Jules Lemaître est entré à
l'Académie française
en 1895. (Ph. B. / G.-F.).
L'Ennemi
« Monsieur,
dit Pierre Corneille, je vois que vous avez
le goût bon.
- Monsieur, reprit
le jeune homme, si je juge sévèrement le théâtre
de M. Racine, c'est que la vérité
m'y pousse. Il est certain qu'il n'a fait qu'affaiblir et dégrader
la tragédie que vous aviez portée si haut. »
-- Monsieur, je me
récuse sur ce dernier point. Mais j'avoue que je ne puis supporter
non plus que vous ce doux et ce tendre par où il plaît aux
femmes et aux jeunes gens, et que cela m'a toujours paru du dernier fade.
- Monsieur, il est
vrai que cela fait lever le coeur.
- Et ce qui me chagrine
encore plus, monsieur, c'est de voir, dans ses tragédies, les plus
nobles et les plus mâles passions sacrifiées à un amour
désordonné et qui va jusqu'au bout de sa folie : en sorte
que, lorsqu'il n'est pas langoureux, il est homicide et criminel.
- Il est vrai, monsieur,
que cela est fait pour scandaliser tous les esprits honnêtes.
- Et je ne parle
pas, monsieur, des fautes que commet continuellement M. Racine contre la
vraisemblance des moeurs ou contre la vérité de l'histoire,
comme dans ce Bajazet où il n'y a pas un personnage qui ait
les sentiments qu'on a à Constantinople et qui ne soit un Français
sous l'habit turc, ou comme dans ce Britannicus où l'auteur
fait vivre Britannicus et Narcisse deux ans de plus qu'ils n'ont vécu.
- Il est vrai, Monsieur,
que cela ne se peut supporter.
- Croyez bien, Monsieur,
que je n'en parle point par envie.
- Personne, Monsieur,
ne vous soupçonnera d'un sentiment que vous interdisent également
votre gloire et la sublimité de vos ouvrages.
- Et je n'en parle
pas non plus, Monsieur, par rancune et ressouvenir des offenses. Il y a
huit ou dix ans, M. Racine me vint lire son Alexandre. Il était
joli homme, trop joli, et avait l'air d'une petite-maîtresse. J'eus
la bonté de lui dire qu'il me paraissait assez bien doué
pour la poésie, mais j'ajoutai qu'il l'était peu pour le
théâtre; et je le pense encore. Il ne me pardonna point ce
jugement sincère et vous savez peut-être de quelles injures
il m'accabla dans la préface de son Britannicus. Vous pensez
bien, Monsieur, que je les dédaignai fort.
- Monsieur, elles
ne sauraient vous atteindre. Je vous confesse, d'ailleurs, que je n'ai
point lu ce méchant morceau.
- Monsieur, je suis
ravi de notre conversation. Je goûte on ne peut plus la justesse
et l'élévation de votre esprit.
- Monsieur, me permettrez-vous
de revenir demain et d'entretenir encore Mademoiselle votre nièce?
- Sans nulle difficulté,
Monsieur. Je sais vos sentiments pour elle et n'ignore point vos intentions.

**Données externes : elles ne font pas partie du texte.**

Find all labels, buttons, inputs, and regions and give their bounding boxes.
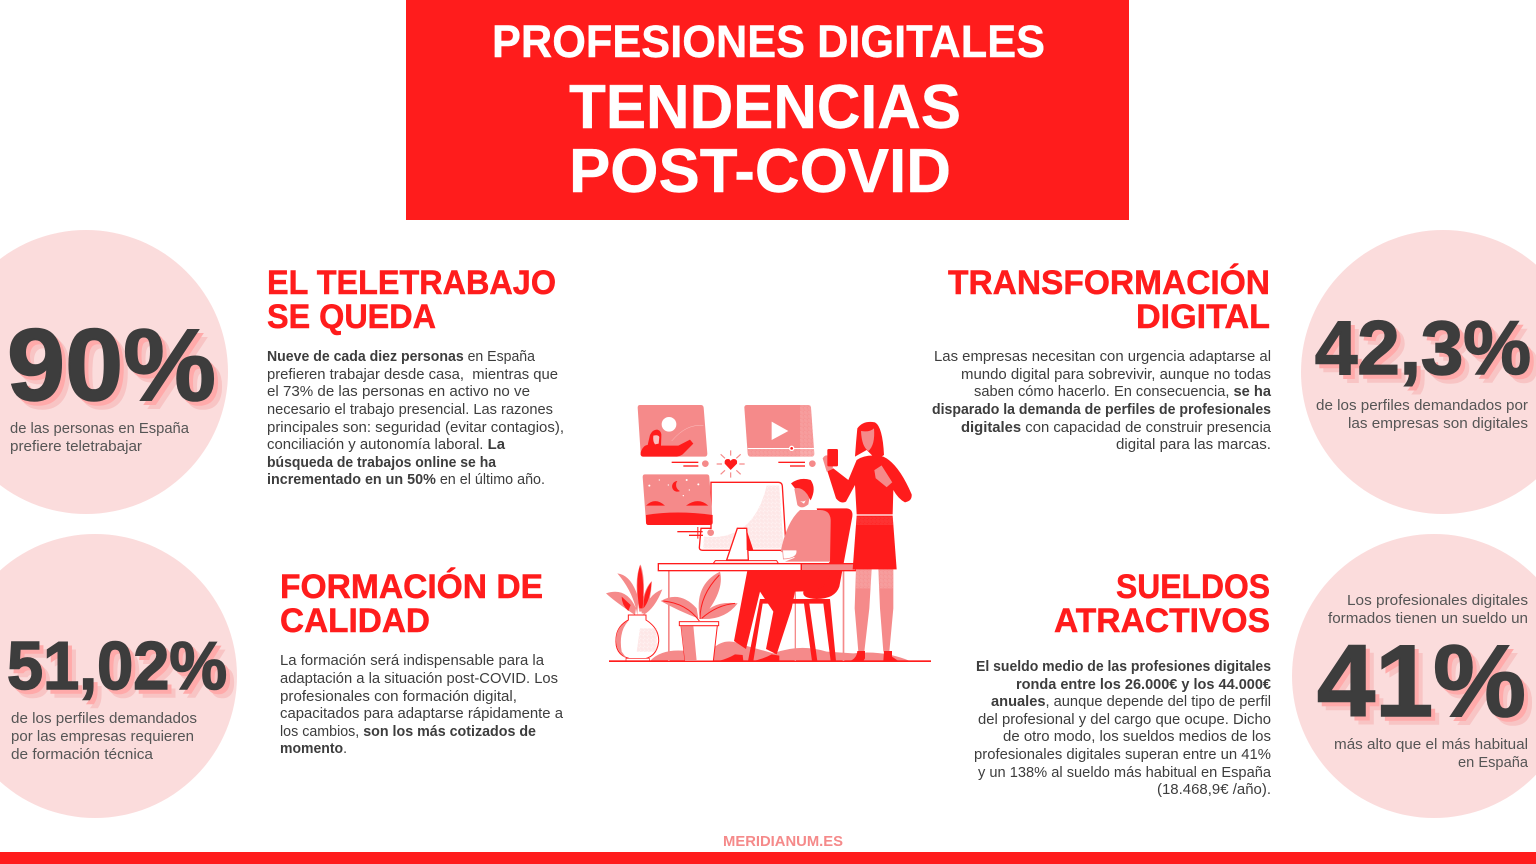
stat caption: bottom: en España [1458, 755, 1529, 771]
text block: teletrabajo: necesario el trabajo presencial. Las razones [267, 402, 553, 418]
text block: teletrabajo: conciliación y autonomía laboral. La [267, 437, 506, 453]
title line: tendencias: TENDENCIAS [569, 73, 961, 142]
text block: formación [280, 653, 564, 757]
text block: sueldos: (18.468,9€ /año). [1157, 782, 1271, 798]
stat caption: las empresas son digitales [1348, 416, 1528, 432]
icon: heart with rays [717, 450, 745, 478]
text block: sueldos: profesionales digitales superan entre un 41% [974, 747, 1271, 763]
legs [734, 571, 833, 654]
footer credit: MERIDIANUM.ES [723, 834, 843, 850]
stat circle: 41% [1292, 534, 1536, 818]
heading: sueldos atractivos: ATRACTIVOS [1054, 602, 1270, 640]
man sitting [719, 479, 833, 661]
text block: sueldos [974, 659, 1272, 798]
text block: sueldos: anuales, aunque depende del tipo de perfil [991, 694, 1271, 710]
text block: teletrabajo: Nueve de cada diez personas en España [267, 349, 536, 365]
illustration: people working at a desk with digital content [606, 405, 931, 662]
stat caption [11, 711, 197, 763]
text block: teletrabajo: el 73% de las personas en activo no ve [267, 384, 530, 400]
text block: formación: los cambios, son los más cotizados de [280, 724, 536, 740]
heading: el teletrabajo se queda: EL TELETRABAJO [267, 264, 556, 302]
text block: teletrabajo: incrementado en un 50% en el último año. [267, 472, 545, 488]
card: video call [638, 405, 709, 467]
title line: profesiones digitales: PROFESIONES DIGITALES [492, 16, 1045, 67]
stat caption: de los perfiles demandados [11, 711, 197, 727]
text block: sueldos: El sueldo medio de las profesiones digitales [976, 659, 1271, 675]
stat circle: 41%: 41% [1325, 632, 1534, 746]
office chair [748, 508, 852, 661]
stat circle: 90% [0, 230, 228, 514]
plant: vase with leaves [606, 564, 662, 661]
text block: sueldos: y un 138% al sueldo más habitual en España [978, 765, 1272, 781]
monitor [699, 482, 786, 560]
text block: teletrabajo: principales son: seguridad (evitar contagios), [267, 420, 564, 436]
text block: formación: adaptación a la situación post-COVID. Los [280, 671, 558, 687]
heading: formación de calidad [280, 568, 543, 640]
desk legs [668, 571, 844, 661]
stat caption: de las personas en España [10, 421, 190, 437]
stat circle: 51,02%: 51,02% [15, 636, 235, 712]
title banner [406, 0, 1129, 220]
stat caption: top [1328, 593, 1528, 627]
heading: transformación digital [948, 264, 1270, 336]
stat circle: 42,3%: 42,3% [1323, 314, 1536, 399]
stat caption: por las empresas requieren [11, 729, 194, 745]
stat circle: 42,3%: 42,3% [1315, 306, 1531, 391]
heading: formación de calidad: FORMACIÓN DE [280, 568, 543, 606]
head [794, 487, 811, 507]
heading: transformación digital: TRANSFORMACIÓN [948, 264, 1270, 302]
text block: teletrabajo: prefieren trabajar desde casa, mientras que [267, 367, 558, 383]
text block: sueldos: de otro modo, los sueldos medios de los [1003, 729, 1271, 745]
heading: el teletrabajo se queda: SE QUEDA [267, 298, 436, 336]
legs [855, 569, 893, 652]
text block: transformación digital: digital para las marcas. [1116, 437, 1271, 453]
heading: formación de calidad: CALIDAD [280, 602, 430, 640]
text block: teletrabajo [267, 349, 564, 488]
stat circle: 51,02% [0, 534, 237, 818]
heading: sueldos atractivos: SUELDOS [1116, 568, 1270, 606]
stat caption [1316, 398, 1528, 432]
stat caption: bottom: más alto que el más habitual [1334, 737, 1528, 753]
heading: sueldos atractivos [1054, 568, 1270, 640]
text block: formación: capacitados para adaptarse rápidamente a [280, 706, 564, 722]
heading: el teletrabajo se queda [267, 264, 556, 336]
text block: transformación digital: digitales con capacidad de construir presencia [961, 420, 1272, 436]
stat caption [10, 421, 190, 455]
stat caption: top: Los profesionales digitales [1347, 593, 1528, 609]
stat circle: 51,02%: 51,02% [11, 632, 231, 708]
stat circle: 41%: 41% [1317, 624, 1526, 738]
text block: transformación digital: disparado la demanda de perfiles de profesionales [932, 402, 1271, 418]
footer bar [0, 852, 1536, 864]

Je crois qu'elle en est touchée. Et je puis vous confier que mon
frère, que j'en ai averti, voit votre projet d'un fort bon oeil.
Je vous prie, monsieur, de vous considérer ici comme chez vous.
- Monsieur, je ne
sais comment vous remercier...
- A demain donc,
Monsieur.
- Monsieur, je suis
votre humble serviteur.
(J.
Lemaître, extrait de La Vieillesse d'Hélène).